Florida: One Step Closer to an Antievolution Conduit into the Classrooms
The Florida Senate Judiciary Committee approved the “academic freedomirresponsibility” bill by Rhonda Storms on Tuesday. The next step for the bill would be consideration by the full senate.
The Discovery Institute has been pushing hard on this in Florida. Stymied in their efforts to do more than get a minor last-minute change on the new Florida science standards, they have been working hard on getting support for the two “academic freedomirresponsibility” filed in the Florida legislature. And they are doing well, it seems. Storms’ bill has passed two committees so far without a hitch, other than a little tune-up of language in response to a legislative analysis that pointed out many, many problems with it. Those changes, though, do absolutely nothing to close out the misinformation that the DI wants teachers — and students, let’s not forget the students — to take up precious science class time on.
This is no surprise, of course. Unable to make any headway in presenting a positive scientific case for “intelligent design” creationism, the DI has done what creationists have always done — attempt to game the political system to get their way anyway. “Creation science” advocates were talking about “academic freedom” with respect to their arguments back in the early 1980s with the McLean v. Arkansas and the Edwards v. Aguillard cases. Given the simple fact that everything the DI is about is selling old arguments under new, or at least marginally different, labels, one might have guessed it was only a matter of time before they got around to recycling not just the arguments, but the labels, too.

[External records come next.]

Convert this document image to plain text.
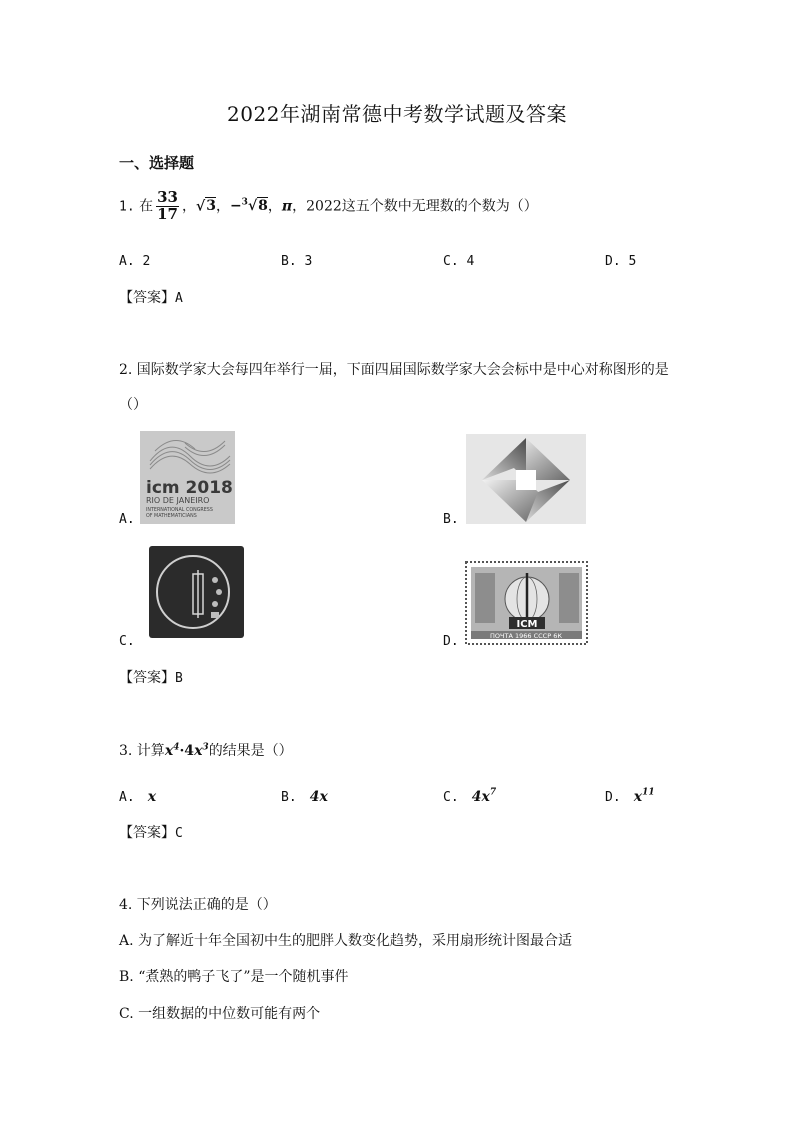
2022年湖南常德中考数学试题及答案
一、选择题
1. 在 $\frac{33}{17}$ ，√3，−$^3$√8，π，2022这五个数中无理数的个数为（）
A. 2	B. 3	C. 4	D. 5
【答案】A
2. 国际数学家大会每四年举行一届，下面四届国际数学家大会会标中是中心对称图形的是
（）
A.
icm 2018
RIO DE JANEIRO
INTERNATIONAL CONGRESS
OF MATHEMATICIANS	B.
C.	D.
ICM
ПОЧТА 1966 СССР 6К
【答案】B
3. 计算$x^4\cdot 4x^3$的结果是（）
A. x	B. 4x	C. $4x^7$	D. $x^{11}$
【答案】C
4. 下列说法正确的是（）
A. 为了解近十年全国初中生的肥胖人数变化趋势，采用扇形统计图最合适
B. “煮熟的鸭子飞了”是一个随机事件
C. 一组数据的中位数可能有两个
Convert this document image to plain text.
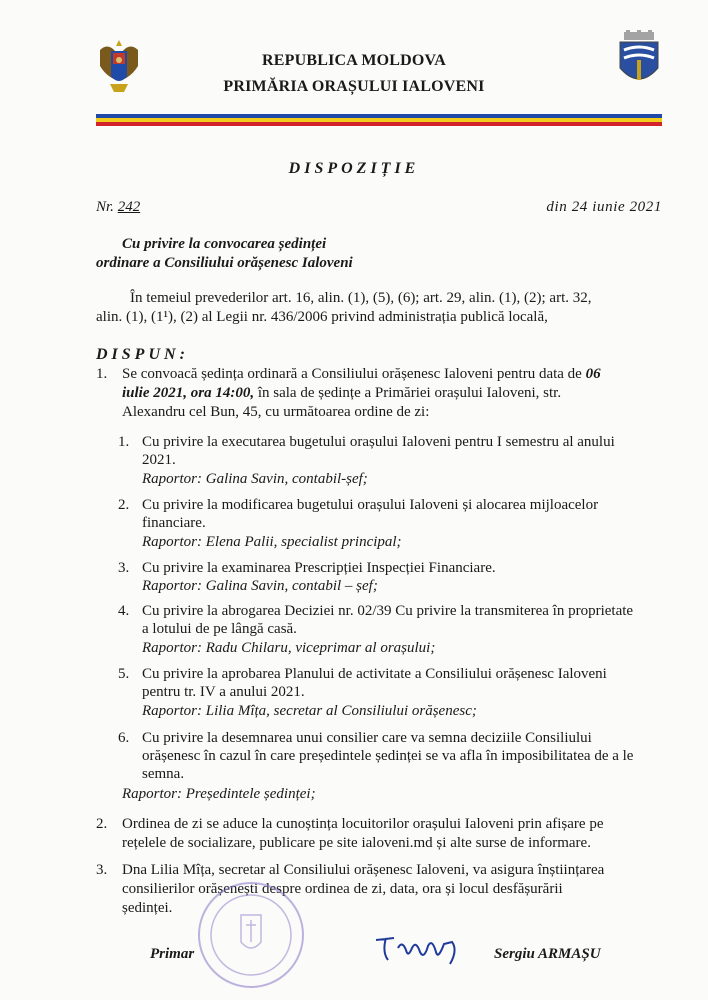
REPUBLICA MOLDOVA
PRIMĂRIA ORAȘULUI IALOVENI
DISPOZIȚIE
Nr. 242	din 24 iunie 2021
Cu privire la convocarea ședinței
ordinare a Consiliului orășenesc Ialoveni
În temeiul prevederilor art. 16, alin. (1), (5), (6); art. 29, alin. (1), (2); art. 32,
alin. (1), (1¹), (2) al Legii nr. 436/2006 privind administrația publică locală,
DISPUN:
1. Se convoacă ședința ordinară a Consiliului orășenesc Ialoveni pentru data de 06
iulie 2021, ora 14:00, în sala de ședințe a Primăriei orașului Ialoveni, str.
Alexandru cel Bun, 45, cu următoarea ordine de zi:
1. Cu privire la executarea bugetului orașului Ialoveni pentru I semestru al anului
2021.
Raportor: Galina Savin, contabil-șef;
2. Cu privire la modificarea bugetului orașului Ialoveni și alocarea mijloacelor
financiare.
Raportor: Elena Palii, specialist principal;
3. Cu privire la examinarea Prescripției Inspecției Financiare.
Raportor: Galina Savin, contabil – șef;
4. Cu privire la abrogarea Deciziei nr. 02/39 Cu privire la transmiterea în proprietate
a lotului de pe lângă casă.
Raportor: Radu Chilaru, viceprimar al orașului;
5. Cu privire la aprobarea Planului de activitate a Consiliului orășenesc Ialoveni
pentru tr. IV a anului 2021.
Raportor: Lilia Mîța, secretar al Consiliului orășenesc;
6. Cu privire la desemnarea unui consilier care va semna deciziile Consiliului
orășenesc în cazul în care președintele ședinței se va afla în imposibilitatea de a le
semna.
Raportor: Președintele ședinței;
2. Ordinea de zi se aduce la cunoștința locuitorilor orașului Ialoveni prin afișare pe
rețelele de socializare, publicare pe site ialoveni.md și alte surse de informare.
3. Dna Lilia Mîța, secretar al Consiliului orășenesc Ialoveni, va asigura înștiințarea
consilierilor orășenești despre ordinea de zi, data, ora și locul desfășurării
ședinței.
Primar	Sergiu ARMAȘU
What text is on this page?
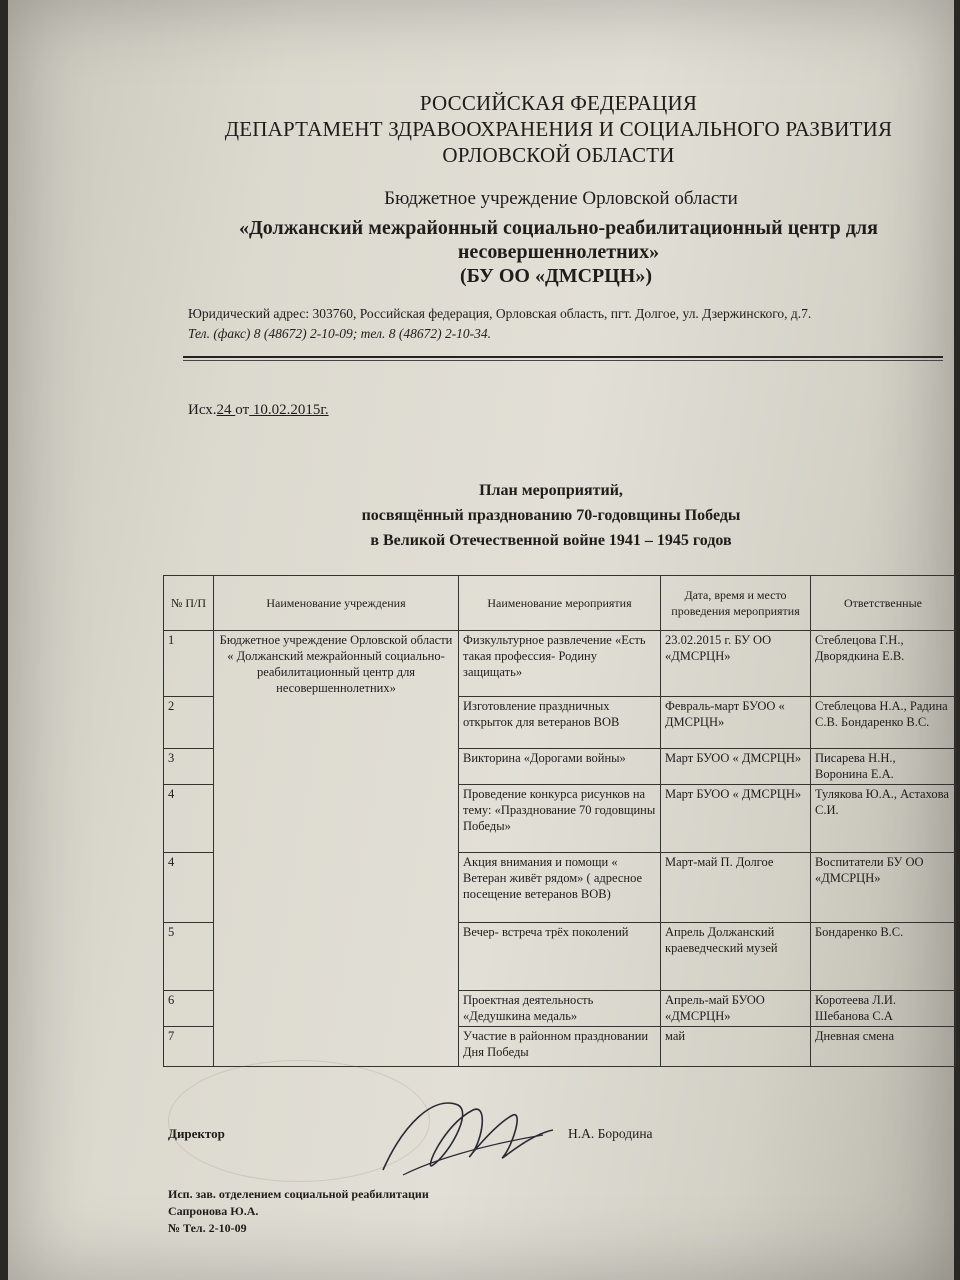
РОССИЙСКАЯ ФЕДЕРАЦИЯ
ДЕПАРТАМЕНТ ЗДРАВООХРАНЕНИЯ И СОЦИАЛЬНОГО РАЗВИТИЯ
ОРЛОВСКОЙ ОБЛАСТИ
Бюджетное учреждение Орловской области
«Должанский межрайонный социально-реабилитационный центр для
несовершеннолетних»
(БУ ОО «ДМСРЦН»)
Юридический адрес: 303760, Российская федерация, Орловская область, пгт. Долгое, ул. Дзержинского, д.7.
Тел. (факс) 8 (48672) 2-10-09; тел. 8 (48672) 2-10-34.
Исх.24 от 10.02.2015г.
План мероприятий,
посвящённый празднованию 70-годовщины Победы
в Великой Отечественной войне 1941 – 1945 годов
№ П/П	Наименование учреждения	Наименование мероприятия	Дата, время и место проведения мероприятия	Ответственные
1	Бюджетное учреждение Орловской области « Должанский межрайонный социально-реабилитационный центр для несовершеннолетних»	Физкультурное развлечение «Есть такая профессия- Родину защищать»	23.02.2015 г. БУ ОО «ДМСРЦН»	Стеблецова Г.Н., Дворядкина Е.В.
2		Изготовление праздничных открыток для ветеранов ВОВ	Февраль-март БУОО « ДМСРЦН»	Стеблецова Н.А., Радина С.В. Бондаренко В.С.
3		Викторина «Дорогами войны»	Март БУОО « ДМСРЦН»	Писарева Н.Н., Воронина Е.А.
4		Проведение конкурса рисунков на тему: «Празднование 70 годовщины Победы»	Март БУОО « ДМСРЦН»	Тулякова Ю.А., Астахова С.И.
4		Акция внимания и помощи « Ветеран живёт рядом» ( адресное посещение ветеранов ВОВ)	Март-май П. Долгое	Воспитатели БУ ОО «ДМСРЦН»
5		Вечер- встреча трёх поколений	Апрель Должанский краеведческий музей	Бондаренко В.С.
6		Проектная деятельность «Дедушкина медаль»	Апрель-май БУОО «ДМСРЦН»	Коротеева Л.И. Шебанова С.А
7		Участие в районном праздновании Дня Победы	май	Дневная смена
Директор	Н.А. Бородина
Исп. зав. отделением социальной реабилитации
Сапронова Ю.А.
№ Тел. 2-10-09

And we have seen these campaigns from the DI over and over, and seen that no matter what they call it, what they are aiming to have teachers — and students, don’t forget the students — bring up in classes are exactly the same arguments they once peddled directly as “intelligent design”. This was the case when they got Sen. Rick Santorum to suggest an amendment to the “No Child Left behind” act in 2000. For years afterward, the DI was erroneously telling school boards and state political bodies that it was the intent of the law to include their “intelligent design” creationism arguments in science classes because a vestige of the Santorum language was left in the joint conference report of the NCLB law. This was the case in Kansas in 2000 and again in 2005, when they pushed hard to take advantage of religious right majorities on the Kansas State Board of Education to get a foot in the door of the science classroom, not by convincing the scientific community that they had good ideas and evidence to back them, but by direct political action. This was the case in Ohio, where their operative tried to get IDC directly included in 2000, then succeeded in pushing for the DI “compromise” of installing “critical analysis” language in the state science standards in 2002. It turned out that she had threatened the governor with political fallout if she didn’t get her way on that. Over the next several years, it came out that by “critical analysis”, the DI had meant not just IDC arguments, but good old-fashioned creationism, too. Finally, the evidence of the swindle the DI was working became too much to ignore for the Ohio State Board of Education, and they removed the “critical analysis” language from the standards and the “critical analysis” lesson plan from their website. The DI has been infamous for years for claiming various numbers of states (usually four or five) as having implemented the “critical analysis” changes that the DI favored, though the record shows that they are wrong on that, too. But they certainly aimed to make trouble in those places and many more.
There is no doubt that the DI “cdesign proponentsists” intend for Florida to become a testing ground for its newest creationist argument/label recycling project. There is certainly no doubt that they have not done anything in the way of coming up with a positive, evidence-based case for “intelligent design”, but they’d like teachers — and students, let’s not forget the students — to undermine any effective instruction in evolutionary science with the same tired, bogus religious antievolution retread arguments they picked up from “creation scientists” before them.